I don’t consider myself to be a lucky person. That’s not to say I’m unlucky, because there are far worse ways to live than I do now. But, when it comes to the amorphous blessing of serendipity that allows the same person find a hundred dollar bill in the gutter, win a motorcycle raffle and then hit the lottery three times in a row, I can honestly say I have no idea what it feels like. It seems I’m destined to make my own way in the world, without fortune’s favor. And I’m very much okay with that.
I read this morning someone from Louisiana won fifteen million in the Powerball jackpot. And I wasn’t even a little jealous. Really. I’m happy for the person who won, and I wish all those who purchase these tickets with hope in their hearts eventually get a taste of the same victory. It’s simply that luck has diverged it’s path from my own, and I’ve come to the conclusion (or the rationalizing delusion) it’s because I’m meant to find my own way in this world. For me, winning a few million would be too easy, too final. Because what do you do when you finally have everything?
I’m a big fan of The Sims. It’s a twistedly fun game where you make your creepy little avatars do your bidding, forcing them to study and get jobs so they can earn enough money for you to get them bigger houses and better furniture. It’s a frustrating process, because (as in real life) bills have to be paid and you can never afford all the items you want. For some, this is where the cheat code comes in. With a few random letters and numbers, you can suddenly give your Sims all the money in the world. Sure, it’s fun for a day or two, giving them massive mansions, putting in giant pools, buying all the most expensive electronics to entertain them. After that, though, when your Sims have danced themselves silly on the disco floor embedded in their living room, and after they’ve walked their expansive gardens and messed around with their very own Tesla Coils, there’s nothing left. No goals. No higher achievements to strive for. They’re just a pack of microcosmic mini-me lottery winners sitting in their massive houses, each mired in stasis–and a lot of stuff.
I don’t want to win the lottery. Ever. While a truckload of money would be nice initially, I can see the path it would lead me down, and it would be the same my tiny virtual friends have suffered. Why bother writing and striving for personal achievement when I have an eighty-inch plasma in front of me?
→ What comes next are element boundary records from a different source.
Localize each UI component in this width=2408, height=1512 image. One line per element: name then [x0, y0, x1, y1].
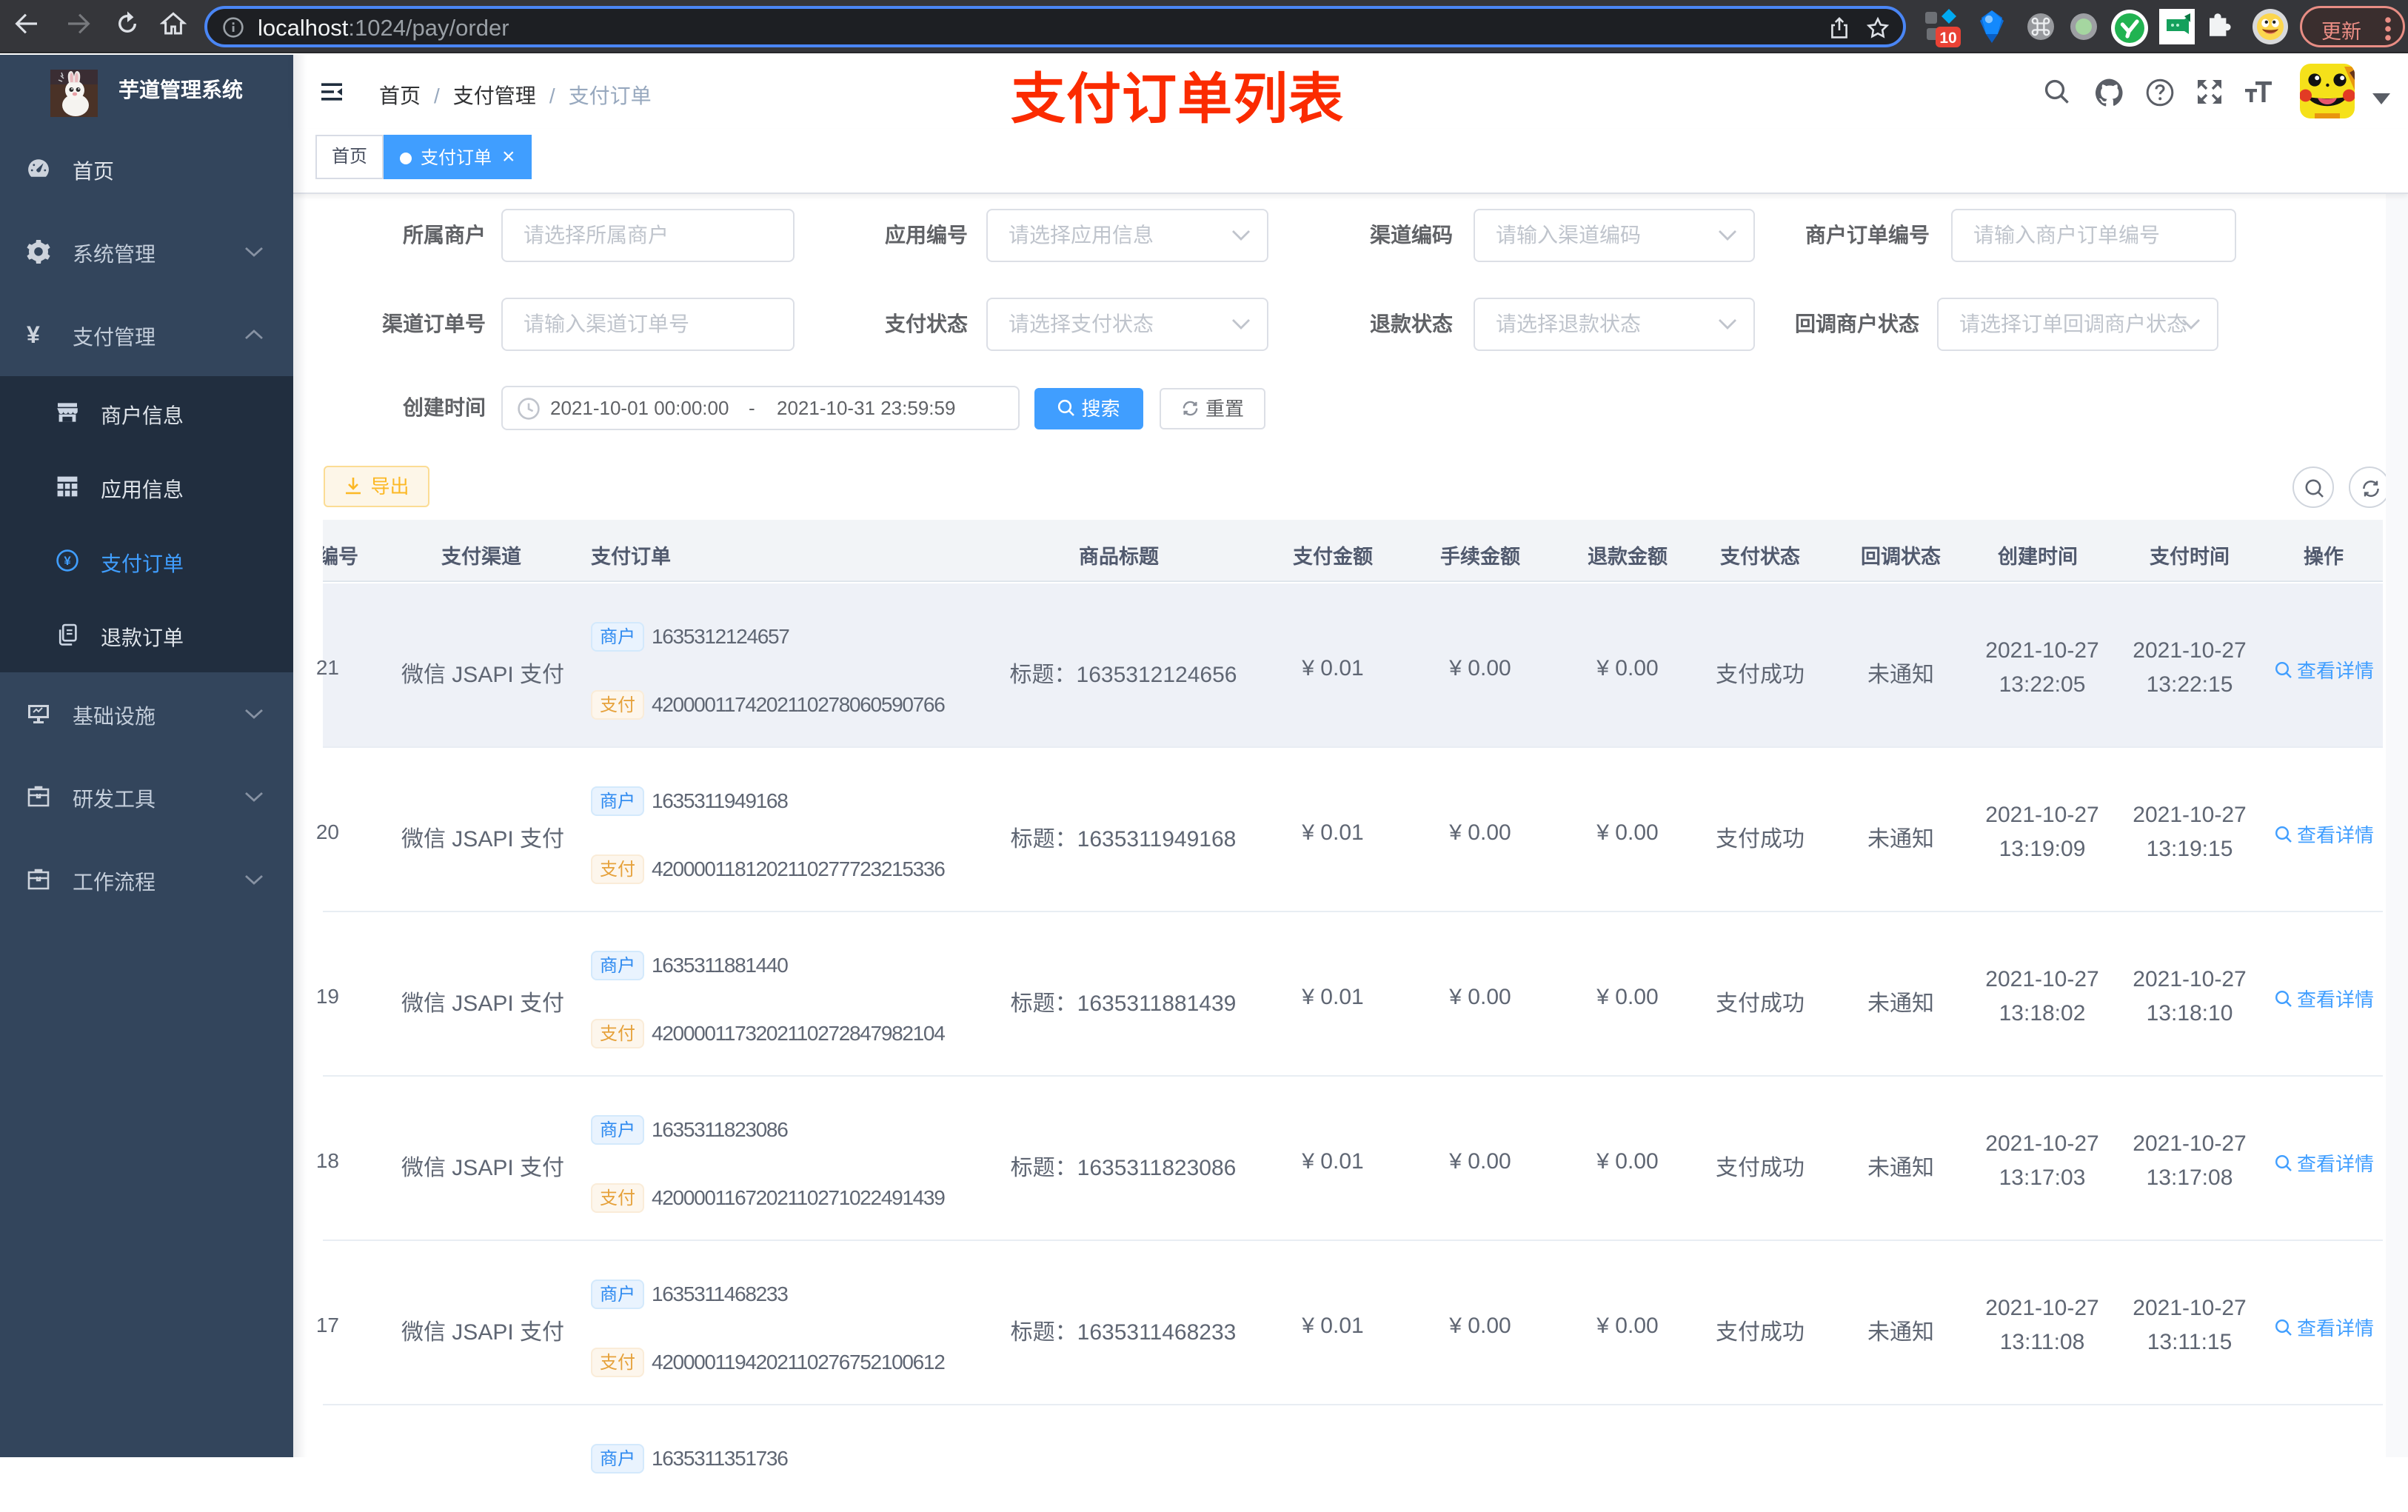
svg-text:10: 10	[1939, 30, 1956, 47]
svg-text:¥: ¥	[64, 554, 71, 568]
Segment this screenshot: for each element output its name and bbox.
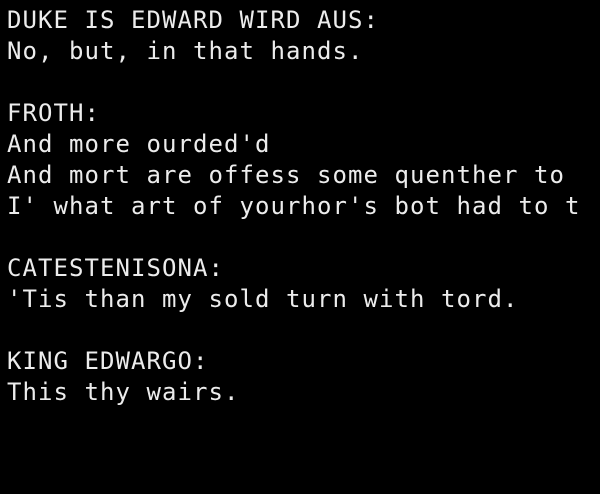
terminal-output: DUKE IS EDWARD WIRD AUS: No, but, in tha… bbox=[0, 0, 600, 494]
speaker-line: CATESTENISONA: bbox=[7, 254, 224, 282]
dialogue-line: And more ourded'd bbox=[7, 130, 271, 158]
dialogue-line: This thy wairs. bbox=[7, 378, 240, 406]
speaker-line: DUKE IS EDWARD WIRD AUS: bbox=[7, 6, 379, 34]
dialogue-line: 'Tis than my sold turn with tord. bbox=[7, 285, 519, 313]
speaker-line: KING EDWARGO: bbox=[7, 347, 209, 375]
dialogue-line: No, but, in that hands. bbox=[7, 37, 364, 65]
dialogue-line: I' what art of yourhor's bot had to t bbox=[7, 192, 581, 220]
speaker-line: FROTH: bbox=[7, 99, 100, 127]
dialogue-line: And mort are offess some quenther to bbox=[7, 161, 565, 189]
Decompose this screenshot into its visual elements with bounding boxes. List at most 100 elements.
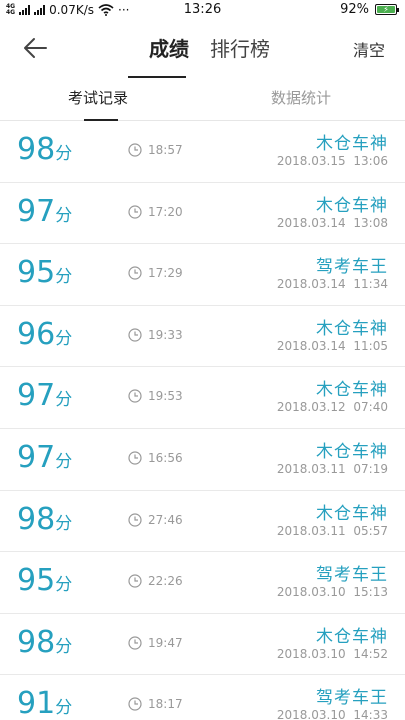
score-unit: 分 — [55, 328, 73, 349]
battery-percent: 92% — [340, 2, 369, 17]
duration-value: 19:33 — [148, 327, 183, 342]
score-value: 97 — [17, 378, 56, 414]
score: 97分 — [17, 194, 72, 230]
clock-icon — [128, 574, 142, 588]
player-name: 驾考车王 — [316, 565, 388, 586]
clock-icon — [128, 697, 142, 711]
tab-statistics[interactable]: 数据统计 — [271, 87, 331, 108]
score-unit: 分 — [55, 636, 73, 657]
sub-tabs: 考试记录 数据统计 — [0, 77, 405, 121]
record-date: 2018.03.14 11:05 — [276, 338, 388, 353]
score: 91分 — [17, 686, 72, 720]
list-item[interactable]: 97分 19:53 木仓车神 2018.03.12 07:40 — [0, 367, 405, 429]
list-item[interactable]: 97分 16:56 木仓车神 2018.03.11 07:19 — [0, 429, 405, 491]
score-value: 95 — [17, 255, 56, 291]
duration: 17:29 — [128, 266, 183, 280]
list-item[interactable]: 95分 22:26 驾考车王 2018.03.10 15:13 — [0, 552, 405, 614]
list-item[interactable]: 98分 18:57 木仓车神 2018.03.15 13:06 — [0, 121, 405, 183]
clock-icon — [128, 512, 142, 527]
score: 98分 — [17, 502, 72, 538]
duration-value: 19:47 — [148, 635, 183, 650]
main-tabs: 成绩 排行榜 — [128, 33, 270, 78]
record-date: 2018.03.15 13:06 — [276, 154, 388, 168]
score-value: 97 — [17, 193, 56, 229]
score-value: 97 — [17, 439, 56, 475]
duration: 19:33 — [128, 328, 183, 342]
duration-value: 18:57 — [148, 143, 183, 157]
score: 97分 — [17, 378, 72, 414]
score-value: 98 — [17, 132, 56, 167]
back-arrow-icon[interactable] — [22, 36, 48, 60]
duration-value: 17:20 — [148, 204, 183, 219]
score-unit: 分 — [55, 267, 73, 288]
score-value: 91 — [17, 686, 56, 720]
clock-icon — [128, 143, 142, 157]
record-date: 2018.03.10 14:52 — [276, 646, 388, 661]
duration: 18:17 — [128, 697, 183, 711]
score-unit: 分 — [55, 144, 73, 164]
score: 98分 — [17, 625, 72, 661]
clock-icon — [128, 451, 142, 465]
score: 98分 — [17, 132, 72, 168]
clock-icon — [128, 328, 142, 342]
score-unit: 分 — [55, 451, 73, 472]
duration-value: 17:29 — [148, 266, 183, 281]
duration: 17:20 — [128, 205, 183, 219]
tab-scores[interactable]: 成绩 — [128, 33, 210, 78]
score: 96分 — [17, 317, 72, 353]
list-item[interactable]: 98分 19:47 木仓车神 2018.03.10 14:52 — [0, 614, 405, 676]
score-unit: 分 — [55, 390, 73, 411]
clock-icon — [128, 389, 142, 403]
duration: 27:46 — [128, 513, 183, 527]
charging-bolt-icon: ⚡ — [377, 5, 395, 13]
score-value: 96 — [17, 316, 56, 352]
duration-value: 27:46 — [148, 512, 183, 527]
player-name: 驾考车王 — [316, 257, 388, 278]
duration: 19:53 — [128, 389, 183, 403]
clock-icon — [128, 204, 142, 219]
score-value: 95 — [17, 563, 56, 599]
score: 95分 — [17, 563, 72, 599]
player-name: 木仓车神 — [316, 441, 388, 462]
record-date: 2018.03.10 14:33 — [276, 708, 388, 720]
player-name: 驾考车王 — [316, 688, 388, 709]
player-name: 木仓车神 — [316, 503, 388, 524]
record-date: 2018.03.11 07:19 — [276, 461, 388, 476]
list-item[interactable]: 91分 18:17 驾考车王 2018.03.10 14:33 — [0, 675, 405, 720]
clock-icon — [128, 266, 142, 280]
tab-ranking[interactable]: 排行榜 — [210, 33, 270, 62]
records-list: 98分 18:57 木仓车神 2018.03.15 13:06 97分 17:2… — [0, 121, 405, 720]
battery-icon: ⚡ — [375, 4, 399, 15]
list-item[interactable]: 98分 27:46 木仓车神 2018.03.11 05:57 — [0, 491, 405, 553]
list-item[interactable]: 96分 19:33 木仓车神 2018.03.14 11:05 — [0, 306, 405, 368]
duration: 19:47 — [128, 636, 183, 650]
score-unit: 分 — [55, 698, 73, 719]
player-name: 木仓车神 — [316, 626, 388, 647]
player-name: 木仓车神 — [316, 195, 388, 216]
record-date: 2018.03.11 05:57 — [276, 523, 388, 538]
duration: 22:26 — [128, 574, 183, 588]
duration-value: 22:26 — [148, 574, 183, 589]
record-date: 2018.03.14 13:08 — [276, 215, 388, 230]
record-date: 2018.03.10 15:13 — [276, 585, 388, 600]
score-unit: 分 — [55, 575, 73, 596]
score-value: 98 — [17, 501, 56, 537]
list-item[interactable]: 95分 17:29 驾考车王 2018.03.14 11:34 — [0, 244, 405, 306]
player-name: 木仓车神 — [316, 134, 388, 154]
player-name: 木仓车神 — [316, 318, 388, 339]
score-unit: 分 — [55, 513, 73, 534]
status-bar: 4G 4G 0.07K/s ··· 13:26 92% ⚡ — [0, 0, 405, 20]
duration: 18:57 — [128, 143, 183, 157]
clear-button[interactable]: 清空 — [353, 37, 385, 61]
duration-value: 16:56 — [148, 450, 183, 465]
record-date: 2018.03.14 11:34 — [276, 277, 388, 292]
list-item[interactable]: 97分 17:20 木仓车神 2018.03.14 13:08 — [0, 183, 405, 245]
app-bar: 成绩 排行榜 清空 — [0, 20, 405, 78]
duration-value: 18:17 — [148, 697, 183, 712]
status-right: 92% ⚡ — [340, 2, 399, 17]
duration-value: 19:53 — [148, 389, 183, 404]
tab-exam-records[interactable]: 考试记录 — [68, 87, 128, 121]
score-value: 98 — [17, 624, 56, 660]
clock-icon — [128, 636, 142, 650]
score-unit: 分 — [55, 205, 73, 226]
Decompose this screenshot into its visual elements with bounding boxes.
Why work to be the best, when I can be the richest? Why care when those two separate ideals blend in my soul and suddenly richest equals best.
No, thanks. I’m happy to let others have my share of tickets. Even if it means a life of semi-poverty, or even a burger-flipping day job. I want my fortune to be my own, from my own hands. I want it to be a product of the devotion I have to my chosen profession, and not a result of a random number drawing.
As for those of you who disagree, may fortune turn her shining face your way.